В будке помещалась только стойка выдачи и полки с коньками. Мари придирчиво осмотрела одни, с полки с подходящим номером, а потом начала разуваться.
— И ты, вместо того, чтобы звонить куда надо или падать в обморок начала его шмонать? — фыркнул Егор, снимая первые попавшиеся коньки своего размера.
— Нет. Я затащила его в дом… ой, вот тут дырочку пропустила, ну вот что такое… за руки взяла и затащила. Потом быстро перемыла площадку. Раздела его, отрезала ему сначала руки, потом ноги, потом сложила все в ванну и пошла на кухню.
— Зачем?
— Резать лук, — она патетически вытаращила глаза и подалась вперед. — Мужик старый, как его жрать без маринада?
Он, вздохнув, отложил коньки, сел рядом и потянул за шнурки на ее коньках, заставляя закинуть ноги ему на колени.
— Знаешь, в чем твоя проблема, Мари? Ты не знаешь меры, — он деловито перешнуровывал коньки, — я бы поверил, если бы ты сказала, что с перепугу захлопнула дверь, а перед этим случайно прихватила то, что было у него в руках. Но тебе же надо драмы. Кровавых подробностей, и чтобы зрители за сердце хватались.
— Много ты понимаешь. Если бы я хотела, чтобы ты поверил — ты бы никогда не догадался, что я вру, — она высокомерно вздернула нос и опустила ноги, вставая на коньки — так же уверенно, как до этого стояла на каблуках.
Двигалась она всегда уверенно, жаль только за уверенность не берут в театральный.
Не оборачиваясь, она вышла в холодную тишину, которую резали погружающиеся в снег лезвия.
Где-то в синей темноте брезжила полоска самого важного рассвета в ее жизни.
Егор остановился у входа, молча наблюдая. В темноте с визгливым шорохом кружилось темноте пятно в сполохах светлых волос, и каждое движение лезвий коньков кромсало мимолетное счастье в уродливые обрывки.
Завтра.
Они договорились, что сегодня не будет никакого «завтра». Пускай оба хотели, чтобы завтра наступило, пускай в тесной квартирке, которую снимала Мари, в шкафу, рядом с белоснежным платьем, висел серый костюм в клетку, но до рассвета они не скажут об этом ни слова.
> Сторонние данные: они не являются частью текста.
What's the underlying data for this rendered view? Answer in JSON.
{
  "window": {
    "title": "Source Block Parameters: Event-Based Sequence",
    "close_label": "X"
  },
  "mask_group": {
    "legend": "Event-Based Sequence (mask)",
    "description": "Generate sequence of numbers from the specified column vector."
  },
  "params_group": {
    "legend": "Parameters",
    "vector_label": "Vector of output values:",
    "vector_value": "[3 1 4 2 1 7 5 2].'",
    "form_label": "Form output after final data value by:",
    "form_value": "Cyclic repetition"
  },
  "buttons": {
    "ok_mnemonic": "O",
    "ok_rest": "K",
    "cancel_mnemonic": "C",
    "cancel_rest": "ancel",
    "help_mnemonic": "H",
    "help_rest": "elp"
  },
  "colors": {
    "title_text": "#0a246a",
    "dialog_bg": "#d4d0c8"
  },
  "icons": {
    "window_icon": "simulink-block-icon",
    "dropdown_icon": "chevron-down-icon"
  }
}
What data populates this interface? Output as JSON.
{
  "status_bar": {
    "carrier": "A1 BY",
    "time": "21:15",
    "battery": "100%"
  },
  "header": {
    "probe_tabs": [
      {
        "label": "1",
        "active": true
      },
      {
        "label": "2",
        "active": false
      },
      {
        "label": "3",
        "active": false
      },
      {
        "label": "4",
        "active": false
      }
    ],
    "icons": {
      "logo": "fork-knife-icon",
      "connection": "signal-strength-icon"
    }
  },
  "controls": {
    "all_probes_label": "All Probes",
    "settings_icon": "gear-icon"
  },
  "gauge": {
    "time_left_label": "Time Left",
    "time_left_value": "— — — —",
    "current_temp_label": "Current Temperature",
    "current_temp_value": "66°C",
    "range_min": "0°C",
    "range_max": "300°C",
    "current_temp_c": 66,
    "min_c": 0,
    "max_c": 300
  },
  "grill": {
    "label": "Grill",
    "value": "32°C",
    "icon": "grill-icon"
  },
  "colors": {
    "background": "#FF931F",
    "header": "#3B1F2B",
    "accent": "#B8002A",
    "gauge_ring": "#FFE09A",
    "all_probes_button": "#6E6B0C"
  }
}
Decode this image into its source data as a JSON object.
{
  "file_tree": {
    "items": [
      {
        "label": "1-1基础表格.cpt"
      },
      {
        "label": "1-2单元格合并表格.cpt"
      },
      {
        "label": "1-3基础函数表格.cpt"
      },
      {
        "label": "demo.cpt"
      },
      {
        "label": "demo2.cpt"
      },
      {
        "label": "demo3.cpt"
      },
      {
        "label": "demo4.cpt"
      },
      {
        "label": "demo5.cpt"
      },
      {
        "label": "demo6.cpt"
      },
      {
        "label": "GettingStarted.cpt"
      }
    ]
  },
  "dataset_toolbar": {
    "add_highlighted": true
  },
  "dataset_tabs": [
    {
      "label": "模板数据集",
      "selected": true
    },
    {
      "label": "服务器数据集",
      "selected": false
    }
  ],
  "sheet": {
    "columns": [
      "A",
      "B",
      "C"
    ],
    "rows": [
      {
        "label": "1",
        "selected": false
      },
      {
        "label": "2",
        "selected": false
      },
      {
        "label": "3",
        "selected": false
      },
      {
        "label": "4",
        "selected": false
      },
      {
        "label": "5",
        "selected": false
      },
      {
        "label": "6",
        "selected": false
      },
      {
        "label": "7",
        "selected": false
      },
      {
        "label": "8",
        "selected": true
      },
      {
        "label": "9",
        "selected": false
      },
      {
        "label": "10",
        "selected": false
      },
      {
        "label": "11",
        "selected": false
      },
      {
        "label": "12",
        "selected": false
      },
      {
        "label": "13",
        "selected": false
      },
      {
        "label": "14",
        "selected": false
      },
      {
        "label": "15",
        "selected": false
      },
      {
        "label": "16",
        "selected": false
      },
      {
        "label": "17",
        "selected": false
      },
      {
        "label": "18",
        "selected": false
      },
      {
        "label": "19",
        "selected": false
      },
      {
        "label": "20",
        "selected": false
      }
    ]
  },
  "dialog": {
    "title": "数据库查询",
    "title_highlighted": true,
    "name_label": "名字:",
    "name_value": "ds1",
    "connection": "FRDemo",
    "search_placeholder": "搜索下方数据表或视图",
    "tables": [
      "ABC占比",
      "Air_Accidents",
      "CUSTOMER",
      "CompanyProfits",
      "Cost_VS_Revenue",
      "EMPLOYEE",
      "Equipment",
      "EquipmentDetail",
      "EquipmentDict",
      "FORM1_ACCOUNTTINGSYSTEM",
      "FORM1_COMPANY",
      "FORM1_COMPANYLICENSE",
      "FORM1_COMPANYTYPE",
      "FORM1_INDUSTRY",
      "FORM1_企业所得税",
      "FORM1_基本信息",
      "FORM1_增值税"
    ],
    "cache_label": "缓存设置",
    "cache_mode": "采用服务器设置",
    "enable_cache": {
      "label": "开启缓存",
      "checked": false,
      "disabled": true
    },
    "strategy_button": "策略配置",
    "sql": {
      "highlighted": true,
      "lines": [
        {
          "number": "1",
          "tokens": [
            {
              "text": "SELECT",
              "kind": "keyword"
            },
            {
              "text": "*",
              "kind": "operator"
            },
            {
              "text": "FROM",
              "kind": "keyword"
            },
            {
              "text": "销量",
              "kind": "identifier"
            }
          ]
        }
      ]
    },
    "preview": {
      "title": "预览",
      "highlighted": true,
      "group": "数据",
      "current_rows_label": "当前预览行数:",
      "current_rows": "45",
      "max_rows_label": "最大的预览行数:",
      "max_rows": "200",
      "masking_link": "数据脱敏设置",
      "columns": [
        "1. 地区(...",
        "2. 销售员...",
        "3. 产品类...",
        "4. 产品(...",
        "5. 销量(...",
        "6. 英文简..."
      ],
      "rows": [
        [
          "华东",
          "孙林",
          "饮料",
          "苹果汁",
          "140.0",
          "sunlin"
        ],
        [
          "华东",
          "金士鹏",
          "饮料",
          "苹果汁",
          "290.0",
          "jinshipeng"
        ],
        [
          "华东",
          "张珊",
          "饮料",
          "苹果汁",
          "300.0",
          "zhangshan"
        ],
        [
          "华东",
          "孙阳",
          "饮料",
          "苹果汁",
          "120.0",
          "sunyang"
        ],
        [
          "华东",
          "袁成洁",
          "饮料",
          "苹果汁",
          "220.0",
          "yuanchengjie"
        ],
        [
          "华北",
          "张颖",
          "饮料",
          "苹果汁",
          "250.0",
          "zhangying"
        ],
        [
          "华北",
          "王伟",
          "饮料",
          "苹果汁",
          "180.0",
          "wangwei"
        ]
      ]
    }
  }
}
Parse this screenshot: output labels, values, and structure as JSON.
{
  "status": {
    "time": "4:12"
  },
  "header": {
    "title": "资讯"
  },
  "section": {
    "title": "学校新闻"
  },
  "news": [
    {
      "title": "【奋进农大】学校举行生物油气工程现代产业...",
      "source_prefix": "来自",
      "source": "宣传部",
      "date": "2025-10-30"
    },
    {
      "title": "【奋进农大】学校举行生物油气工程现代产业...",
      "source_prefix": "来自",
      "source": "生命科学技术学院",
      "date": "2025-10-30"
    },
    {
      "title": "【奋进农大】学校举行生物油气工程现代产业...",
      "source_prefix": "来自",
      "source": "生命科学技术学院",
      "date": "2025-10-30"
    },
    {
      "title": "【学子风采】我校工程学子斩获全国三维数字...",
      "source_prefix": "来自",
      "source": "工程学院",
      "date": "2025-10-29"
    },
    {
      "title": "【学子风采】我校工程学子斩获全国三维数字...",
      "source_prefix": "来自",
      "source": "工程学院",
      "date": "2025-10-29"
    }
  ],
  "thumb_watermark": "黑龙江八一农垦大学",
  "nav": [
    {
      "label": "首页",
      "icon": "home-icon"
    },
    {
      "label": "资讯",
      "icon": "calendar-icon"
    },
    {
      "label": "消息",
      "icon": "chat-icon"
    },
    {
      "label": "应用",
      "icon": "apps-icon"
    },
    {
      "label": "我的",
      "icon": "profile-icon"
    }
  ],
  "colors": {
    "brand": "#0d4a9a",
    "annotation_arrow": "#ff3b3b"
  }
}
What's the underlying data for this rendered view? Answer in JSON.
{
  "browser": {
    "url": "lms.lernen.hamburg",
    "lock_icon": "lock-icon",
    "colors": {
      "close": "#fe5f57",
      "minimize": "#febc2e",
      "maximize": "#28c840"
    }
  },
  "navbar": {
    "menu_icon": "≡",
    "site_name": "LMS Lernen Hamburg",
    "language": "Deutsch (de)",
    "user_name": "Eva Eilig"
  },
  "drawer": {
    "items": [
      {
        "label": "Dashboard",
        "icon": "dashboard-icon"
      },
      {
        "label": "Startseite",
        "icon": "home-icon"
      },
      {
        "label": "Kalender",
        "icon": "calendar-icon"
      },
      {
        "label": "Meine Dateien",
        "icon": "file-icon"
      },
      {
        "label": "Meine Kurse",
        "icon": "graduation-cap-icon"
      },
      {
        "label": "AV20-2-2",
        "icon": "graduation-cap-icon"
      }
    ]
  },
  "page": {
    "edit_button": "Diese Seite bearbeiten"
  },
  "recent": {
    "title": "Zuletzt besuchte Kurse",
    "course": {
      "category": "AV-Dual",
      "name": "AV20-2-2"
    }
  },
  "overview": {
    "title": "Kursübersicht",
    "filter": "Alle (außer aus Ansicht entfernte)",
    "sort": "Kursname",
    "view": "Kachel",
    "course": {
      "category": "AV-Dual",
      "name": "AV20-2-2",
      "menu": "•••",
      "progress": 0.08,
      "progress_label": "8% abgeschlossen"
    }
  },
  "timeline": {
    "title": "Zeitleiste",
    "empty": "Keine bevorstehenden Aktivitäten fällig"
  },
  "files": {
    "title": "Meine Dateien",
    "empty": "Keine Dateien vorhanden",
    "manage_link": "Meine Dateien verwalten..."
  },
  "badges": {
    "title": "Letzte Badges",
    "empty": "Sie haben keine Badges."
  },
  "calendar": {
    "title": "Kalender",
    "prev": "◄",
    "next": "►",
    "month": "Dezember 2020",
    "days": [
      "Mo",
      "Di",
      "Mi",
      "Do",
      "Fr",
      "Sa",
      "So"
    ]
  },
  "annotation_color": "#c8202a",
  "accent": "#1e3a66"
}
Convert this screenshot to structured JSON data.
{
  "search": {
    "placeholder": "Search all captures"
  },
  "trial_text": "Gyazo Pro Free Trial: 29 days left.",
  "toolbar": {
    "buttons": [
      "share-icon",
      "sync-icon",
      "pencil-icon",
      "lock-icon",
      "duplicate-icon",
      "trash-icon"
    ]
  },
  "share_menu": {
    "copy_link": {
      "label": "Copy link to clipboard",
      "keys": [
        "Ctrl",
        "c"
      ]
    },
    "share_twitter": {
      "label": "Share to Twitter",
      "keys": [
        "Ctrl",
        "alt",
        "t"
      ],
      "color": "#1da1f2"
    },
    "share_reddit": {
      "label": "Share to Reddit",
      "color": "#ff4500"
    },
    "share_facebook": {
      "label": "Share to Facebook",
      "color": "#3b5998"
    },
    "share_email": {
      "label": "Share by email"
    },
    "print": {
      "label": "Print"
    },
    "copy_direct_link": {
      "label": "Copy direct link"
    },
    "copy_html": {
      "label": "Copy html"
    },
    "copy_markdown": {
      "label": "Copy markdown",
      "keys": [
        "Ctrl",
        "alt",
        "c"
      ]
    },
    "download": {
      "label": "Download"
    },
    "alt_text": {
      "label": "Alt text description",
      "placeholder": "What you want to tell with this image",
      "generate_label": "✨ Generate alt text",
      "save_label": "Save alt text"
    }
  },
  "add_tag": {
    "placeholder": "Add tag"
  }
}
— Два солнца стынут — о Господи, пощади! — она остановилась в центре катка и завела руку за спину, как крыло. Замерла, прислушиваясь к ощущениям. Холодный воздух лился на лицо, как вода. От лопатки к пояснице словно натянулась струна. — Одно на небе — другое — в моей груди, — обиженно сообщила она застывшему Егору.
— Нуровский — просто стареющий… содомит. Не стоит его слушать, — Егор осторожно оторвался от бортика и подъехал к центре катка — он держался далеко не так уверенно.
— Да какая теперь разница? — прозвенел ее голос вслед за шорохом коньков. — А что, Нуровский правда любит мальчиков?
— А у него что, на лице не написано? — усмехнулся он.
— Неа. Он к тебе приставал? — в глазах Мари зажегся жадный интерес. — Ух ты, что правда? Правда?! — обрадованно взвизгнула она, прочитав ответ по его лицу.
— Нет, — скривился он. — Ну… не совсем. Он что-то такое сказал перед прослушиванием, вообще-то он всем сказал, и на меня даже не смотрел, но мне показалось… в общем, не важно.
— Ах ты маленький мнительный поросенок!
Ей понравилась эта игра. Она позволяла говорить много-много бессмысленных слов и топить в них собственную ничтожность и наступающий рассвет. Мари закружилась вокруг Егора и стала дергать его то за рукав, то за пуговицу, то за челку, то за кончик носа, словно пытаясь отщипнуть кусочек истории, растереть между пальцами и попробовать на вкус — какая она, чужая правда? Какая на самом деле чужая жизнь?
Но Егор стоял на своих дурацких разъезжающихся коньках, ссутулился и пытался выдавить улыбку. В конце концов Мари надоело, и она просто села прямо на лед, подобрав полы пальто.
— Правда что Нуровский играет в «Шотландской трагедии» через два дня? — спросила она, глядя снизу вверх.
— Да, в главной роли.
— Мы все знаем, что главная роль — леди Макбет, — задумчиво ответила она. — А ее кто?
Он пожал плечами. Мари, улыбнувшись, повторила его жест и похлопала по льду рядом с собой. Егор сел рядом, нахмурился и уставился на носки коньков. Он раздражал все сильнее — не хотел играть. Как и говорил Ровин.
— Слушай, а почему ты этим не козыряешь, если он правда тебя домогался? Ровин был бы в восторге, а?
— Срать я хотел на восторги Ровина, — огрызнулся Егор и поднял на нее взгляд. Глаза у него были огромные, темные и влажные, как у спаниеля. — Что бы он понимал.
Он вымученно улыбнулся и перевел взгляд на коньки.
Мари стало тоскливо. Ей было скучно. И беспросветно одиноко.
Она легла на лед, раскинула руки и стала разглядывать черное небо в невесомой взвеси искорок-снежинок.
…
— И чтобы зрители хватались за сердце… — шептала Мари, шнуруя корсет. Надевать эту вульгарную, неказистую конструкцию с пышной юбкой и расшитым стеклярусом лифом совсем не хотелось, но Егор убедил ее — для большинства людей это был абсолютный символ счастья, а Мари очень любила играть в счастье.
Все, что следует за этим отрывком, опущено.